Drug companies claim they need the protection to recoup research costs. But if they have to charge $10,000/month and more for new biotech drugs then they are either exceptionally inefficient (FYI they spend tens of billions on marketing which they have to also recoup), or the drug is simply too expensive for our system to afford. Sadly to this point most of these new agents offer only slight, if any (that is no proven survival benefit) over other therapies. Paying a premium for such agents is a little nuts.

The Senate seems to have outdone itself in protecting drug companies, how about something for U.S. taxpayers who will be paying the bills for these new but, so far, marginally effective drugs.


Cost Containment in Health Reform–Not this reform

Alain Enthoven has a review of the problems of cost containment.

Ultimately the reason we need health reform is because our costs exceed our ability to pay.

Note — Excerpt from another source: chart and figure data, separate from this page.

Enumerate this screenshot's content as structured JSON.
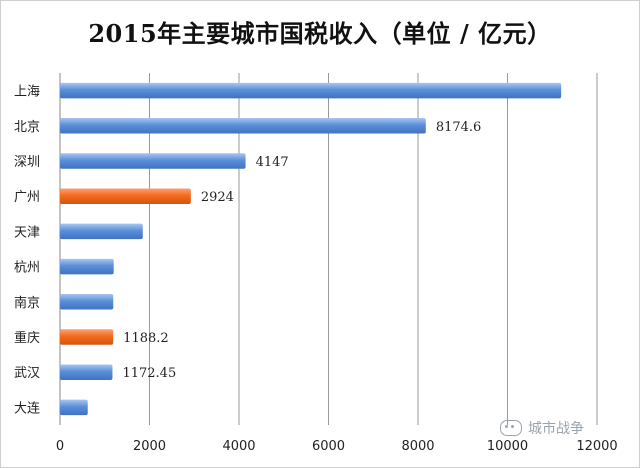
{
  "chart_data": {
    "type": "bar",
    "orientation": "horizontal",
    "title": "2015年主要城市国税收入（单位 / 亿元）",
    "categories": [
      "上海",
      "北京",
      "深圳",
      "广州",
      "天津",
      "杭州",
      "南京",
      "重庆",
      "武汉",
      "大连"
    ],
    "values": [
      11200,
      8174.6,
      4147,
      2924,
      1850,
      1200,
      1190,
      1188.2,
      1172.45,
      620
    ],
    "data_labels": [
      "",
      "8174.6",
      "4147",
      "2924",
      "",
      "",
      "",
      "1188.2",
      "1172.45",
      ""
    ],
    "highlight": [
      "广州",
      "重庆"
    ],
    "xlim": [
      0,
      12000
    ],
    "xticks": [
      "0",
      "2000",
      "4000",
      "6000",
      "8000",
      "10000",
      "12000"
    ],
    "xlabel": "",
    "ylabel": "",
    "grid": true,
    "colors": {
      "default": "#5b8fd9",
      "default_light": "#a9c6f0",
      "default_dark": "#3f73c0",
      "highlight": "#f26c1f",
      "highlight_light": "#ffa070",
      "highlight_dark": "#d4530c",
      "grid": "#9a9a9a"
    }
  },
  "watermark": "城市战争"
}
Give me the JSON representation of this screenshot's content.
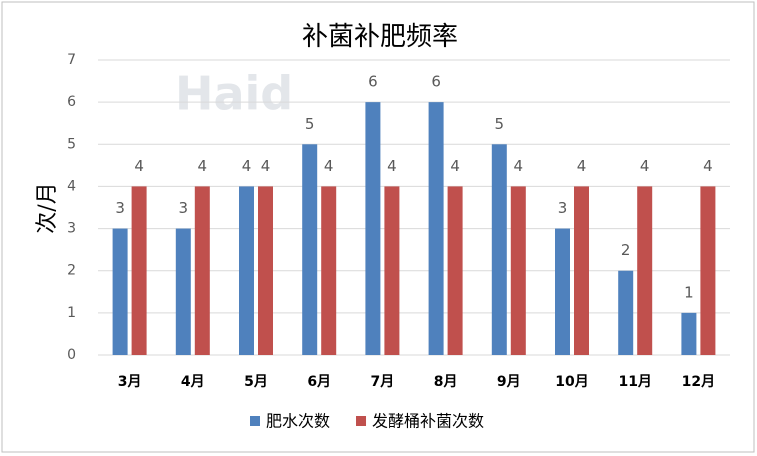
{
  "chart_data": {
    "type": "bar",
    "title": "补菌补肥频率",
    "y_label": "次/月",
    "watermark": "Haid",
    "categories": [
      "3月",
      "4月",
      "5月",
      "6月",
      "7月",
      "8月",
      "9月",
      "10月",
      "11月",
      "12月"
    ],
    "series": [
      {
        "name": "肥水次数",
        "color": "#4f81bd",
        "values": [
          3,
          3,
          4,
          5,
          6,
          6,
          5,
          3,
          2,
          1
        ]
      },
      {
        "name": "发酵桶补菌次数",
        "color": "#c0504d",
        "values": [
          4,
          4,
          4,
          4,
          4,
          4,
          4,
          4,
          4,
          4
        ]
      }
    ],
    "ylim": [
      0,
      7
    ],
    "yticks": [
      0,
      1,
      2,
      3,
      4,
      5,
      6,
      7
    ],
    "grid": true,
    "legend": "bottom",
    "data_labels": true
  }
}
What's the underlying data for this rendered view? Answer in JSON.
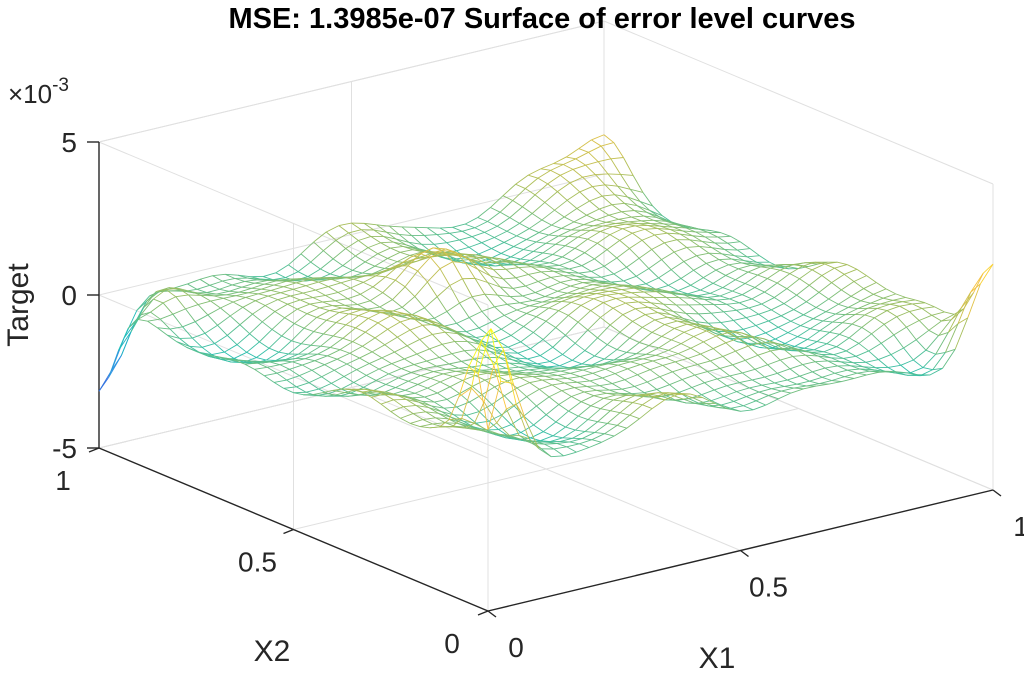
{
  "chart_data": {
    "type": "surface-mesh",
    "title": "MSE: 1.3985e-07 Surface of error level curves",
    "xlabel": "X1",
    "ylabel": "X2",
    "zlabel": "Target",
    "z_exponent_base": "×10",
    "z_exponent_power": "-3",
    "xlim": [
      0,
      1
    ],
    "ylim": [
      0,
      1
    ],
    "zlim": [
      -5,
      5
    ],
    "x_ticks": [
      {
        "value": 0,
        "label": "0"
      },
      {
        "value": 0.5,
        "label": "0.5"
      },
      {
        "value": 1,
        "label": "1"
      }
    ],
    "y_ticks": [
      {
        "value": 0,
        "label": "0"
      },
      {
        "value": 0.5,
        "label": "0.5"
      },
      {
        "value": 1,
        "label": "1"
      }
    ],
    "z_ticks": [
      {
        "value": -5,
        "label": "-5"
      },
      {
        "value": 0,
        "label": "0"
      },
      {
        "value": 5,
        "label": "5"
      }
    ],
    "colormap": [
      "#3e26a8",
      "#2f87ee",
      "#1fbfb8",
      "#a5be5b",
      "#fac33f",
      "#f9fb15"
    ],
    "clim": [
      -4,
      3.2
    ],
    "grid": true,
    "surface": {
      "resolution": 41,
      "baseline": -0.0002,
      "ripple_amplitude": 0.0007,
      "features": [
        {
          "x": 0.0,
          "y": 1.0,
          "amplitude": -0.0032,
          "width": 0.05
        },
        {
          "x": 1.0,
          "y": 0.0,
          "amplitude": 0.0029,
          "width": 0.05
        },
        {
          "x": 0.0,
          "y": 0.0,
          "amplitude": -0.0038,
          "width": 0.035
        },
        {
          "x": 0.02,
          "y": 0.02,
          "amplitude": 0.0061,
          "width": 0.035
        },
        {
          "x": 1.0,
          "y": 1.0,
          "amplitude": 0.0016,
          "width": 0.06
        },
        {
          "x": 0.45,
          "y": 0.7,
          "amplitude": 0.0018,
          "width": 0.06
        },
        {
          "x": 0.95,
          "y": 0.05,
          "amplitude": -0.0012,
          "width": 0.06
        },
        {
          "x": 0.05,
          "y": 0.95,
          "amplitude": 0.0012,
          "width": 0.05
        }
      ]
    }
  }
}
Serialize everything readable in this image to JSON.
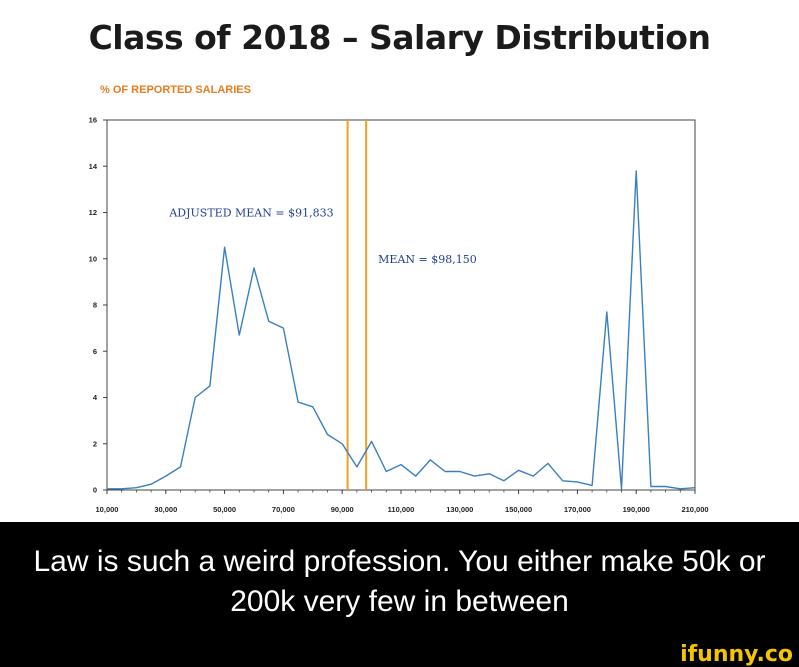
{
  "title": "Class of 2018 – Salary Distribution",
  "caption": "Law is such a weird profession. You either make 50k or 200k very few in between",
  "watermark": "ifunny.co",
  "chart_data": {
    "type": "line",
    "ylabel": "% OF REPORTED SALARIES",
    "xlabel": "",
    "xlim": [
      10000,
      210000
    ],
    "ylim": [
      0,
      16
    ],
    "xticks": [
      "10,000",
      "30,000",
      "50,000",
      "70,000",
      "90,000",
      "110,000",
      "130,000",
      "150,000",
      "170,000",
      "190,000",
      "210,000"
    ],
    "yticks": [
      "0",
      "2",
      "4",
      "6",
      "8",
      "10",
      "12",
      "14",
      "16"
    ],
    "series": [
      {
        "color": "#3a7fc0",
        "x": [
          10000,
          15000,
          20000,
          25000,
          30000,
          35000,
          40000,
          45000,
          50000,
          55000,
          60000,
          65000,
          70000,
          75000,
          80000,
          85000,
          90000,
          95000,
          100000,
          105000,
          110000,
          115000,
          120000,
          125000,
          130000,
          135000,
          140000,
          145000,
          150000,
          155000,
          160000,
          165000,
          170000,
          175000,
          180000,
          185000,
          190000,
          195000,
          200000,
          205000,
          210000
        ],
        "y": [
          0.05,
          0.05,
          0.1,
          0.25,
          0.6,
          1.0,
          4.0,
          4.5,
          10.5,
          6.7,
          9.6,
          7.3,
          7.0,
          3.8,
          3.6,
          2.4,
          2.0,
          1.0,
          2.1,
          0.8,
          1.1,
          0.6,
          1.3,
          0.8,
          0.8,
          0.6,
          0.7,
          0.4,
          0.85,
          0.6,
          1.15,
          0.4,
          0.35,
          0.2,
          7.7,
          0.05,
          13.8,
          0.15,
          0.15,
          0.05,
          0.1
        ]
      }
    ],
    "vlines": [
      {
        "x": 91833,
        "label": "ADJUSTED MEAN = $91,833",
        "color": "#f0a020"
      },
      {
        "x": 98150,
        "label": "MEAN = $98,150",
        "color": "#f0a020"
      }
    ]
  }
}
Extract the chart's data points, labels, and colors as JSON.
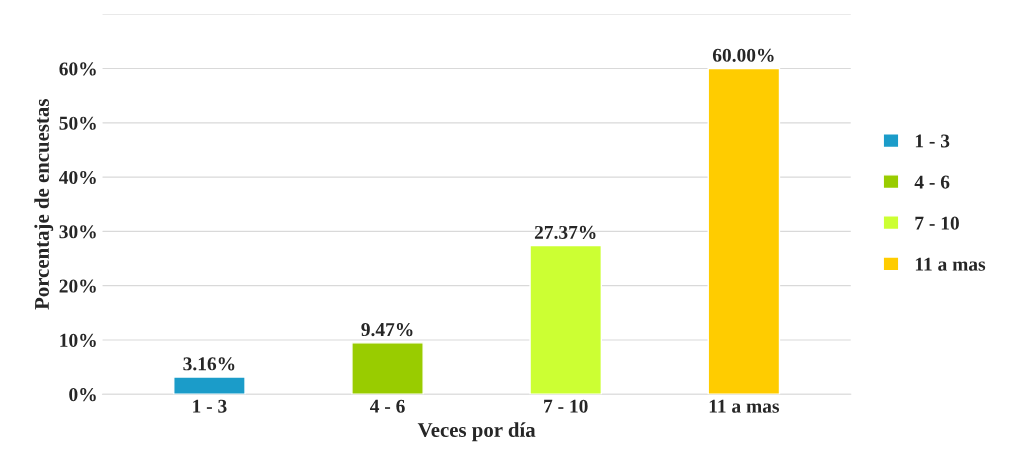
{
  "chart_data": {
    "type": "bar",
    "xlabel": "Veces por día",
    "ylabel": "Porcentaje de encuestas",
    "categories": [
      "1 - 3",
      "4 - 6",
      "7 - 10",
      "11 a mas"
    ],
    "series": [
      {
        "name": "1 - 3",
        "color": "#1b9cc9",
        "values": [
          3.16,
          null,
          null,
          null
        ],
        "value_labels": [
          "3.16%",
          null,
          null,
          null
        ]
      },
      {
        "name": "4 - 6",
        "color": "#99cc00",
        "values": [
          null,
          9.47,
          null,
          null
        ],
        "value_labels": [
          null,
          "9.47%",
          null,
          null
        ]
      },
      {
        "name": "7 - 10",
        "color": "#ccff33",
        "values": [
          null,
          null,
          27.37,
          null
        ],
        "value_labels": [
          null,
          null,
          "27.37%",
          null
        ]
      },
      {
        "name": "11 a mas",
        "color": "#ffcc00",
        "values": [
          null,
          null,
          null,
          60.0
        ],
        "value_labels": [
          null,
          null,
          null,
          "60.00%"
        ]
      }
    ],
    "ylim": [
      0,
      70
    ],
    "yticks": [
      {
        "value": 0,
        "label": "0%"
      },
      {
        "value": 10,
        "label": "10%"
      },
      {
        "value": 20,
        "label": "20%"
      },
      {
        "value": 30,
        "label": "30%"
      },
      {
        "value": 40,
        "label": "40%"
      },
      {
        "value": 50,
        "label": "50%"
      },
      {
        "value": 60,
        "label": "60%"
      },
      {
        "value": 70,
        "label": null
      }
    ],
    "grid": "y",
    "legend": "right"
  }
}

The current bill doesn’t approach this issue. It is more a bill designed to protect the income and profits of the current players than to reform it.

Enthoven’s solution:

What should be done? I explained it in my “Consumer Choice Health Plan” articles in the 1978New England Journal of Medicine. The idea is also in a recent report by the Committee for Economic Development (CED). The general idea is for government to pay everyone’s way into the purchase of an efficient or low-cost health plan, meeting standards in their state or region but no more; if people want something that costs more, they must pay the difference with their own net after-tax dollars. Additionally, the creation of exchanges that broker multiple choices of health plans would drive the delivery system to produce better value through consumer choice and competition.